Wenn dieser Kandidat aber schon von Anfang an keinerlei Absichten hat dieses Amt im Falle seiner Wahl anzutreten, dann ist damit die zuvor angesprochene Wahrscheinlichkeit de facto Null und kann auch durch die Abgabe beliebig vieler Stimmen für diesen Kandidaten nicht weiter erhöht werden. Die auf den Kandidaten bei der Wahl dann entfallenden Stimmen werden ihre vorgesehene Wirkung somit niemals entfalten können! Diese Wählerstimmen werden damit entgegen der eigentlich geplanten Verwendung und vor allem ohne Wissen des Wählers faktisch wertlos gemacht.

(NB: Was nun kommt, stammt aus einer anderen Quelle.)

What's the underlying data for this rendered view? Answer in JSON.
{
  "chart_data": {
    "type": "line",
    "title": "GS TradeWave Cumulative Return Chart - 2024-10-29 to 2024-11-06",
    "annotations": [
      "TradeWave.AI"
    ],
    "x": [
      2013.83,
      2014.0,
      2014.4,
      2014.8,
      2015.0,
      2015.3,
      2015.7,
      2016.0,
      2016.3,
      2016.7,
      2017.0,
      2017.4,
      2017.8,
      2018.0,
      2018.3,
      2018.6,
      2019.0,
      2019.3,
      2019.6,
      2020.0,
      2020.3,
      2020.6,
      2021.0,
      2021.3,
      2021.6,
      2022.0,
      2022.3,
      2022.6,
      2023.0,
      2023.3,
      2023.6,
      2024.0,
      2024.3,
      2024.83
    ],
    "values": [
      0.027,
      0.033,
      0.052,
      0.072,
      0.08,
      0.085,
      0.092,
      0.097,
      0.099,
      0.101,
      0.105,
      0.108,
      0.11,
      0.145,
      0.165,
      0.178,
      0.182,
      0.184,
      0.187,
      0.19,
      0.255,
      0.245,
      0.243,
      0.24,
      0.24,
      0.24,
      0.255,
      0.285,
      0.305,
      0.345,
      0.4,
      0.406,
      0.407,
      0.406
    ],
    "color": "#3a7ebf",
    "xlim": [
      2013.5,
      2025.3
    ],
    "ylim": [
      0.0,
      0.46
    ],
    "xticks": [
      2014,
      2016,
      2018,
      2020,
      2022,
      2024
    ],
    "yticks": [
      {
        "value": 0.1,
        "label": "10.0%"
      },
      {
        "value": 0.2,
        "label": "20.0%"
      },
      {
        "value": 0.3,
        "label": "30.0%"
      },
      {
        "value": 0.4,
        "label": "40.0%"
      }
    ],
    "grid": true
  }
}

Natürlich muss davon ausgegangen werden, dass es Wähler geben wird, die sich nach der Wahl von „ihrem“ Kandidaten dadurch getäuscht fühlen, dass dieser sich zwar zunächst zur Wahl gestellt hatte und gewählt wurde, das Amt dann aber nicht antritt. Sie werden sich getäuscht fühlen in dem Sinne, dass sie von ihm in die Irre geführt wurden. Sie werden möglicherweise sogar zu der Überzeugung gelangen, dass sie sich bei der Abgabe ihrer Erklärung zum Zeitpunkt der Wahl, ausgelöst durch diese Umstände, geirrt haben und sie könnten die Meinung vertreten, „ihr“ Kandidat sei dafür verantwortlich zu machen. Für einen solchen Fall würde sich auch die Frage stellen, ob die von „ihrem“ Kandidaten enttäuschten Wähler ihr Wahlverhalten möglicherweise geändert und ihre Stimmen anders
eingesetzt hätten, wenn ihnen schon von Anfang an, spätestens jedoch zum Zeitpunkt der Wahl, klar gewesen wäre, dass ihre Stimmen die gesetzlich garantierte grundsätzliche Wirkung bei diesem Kandidaten niemals werden entfalten können. Als direkte Folge daraus wird sich wohl auch die Frage ergeben, ob dies den Ausgang der Wahl maßgeblich beeinflusst hat und wie das Alles zu beweisen ist.
Soweit muss es allerdings nicht kommen. Genügend Zeit bis zur Wahl verbleibt ja und die verbleibende Zeit könnte durchaus auch zum Nachdenken genutzt werden. Möglicherweise finden Sie, sehr geehrter Herr Knoke, rechtzeitig vor der Wahl ja noch die Antwort auf die Frage, die wir Ihnen hiermit in aller Öffentlichkeit stellen:
„Treten Sie im Fall Ihrer Wahl das Amt als Stadtverordneter an?“ Die Freien Wähler Babenhausen empfehlen allen Wählern hier ganz genau hinzuhören!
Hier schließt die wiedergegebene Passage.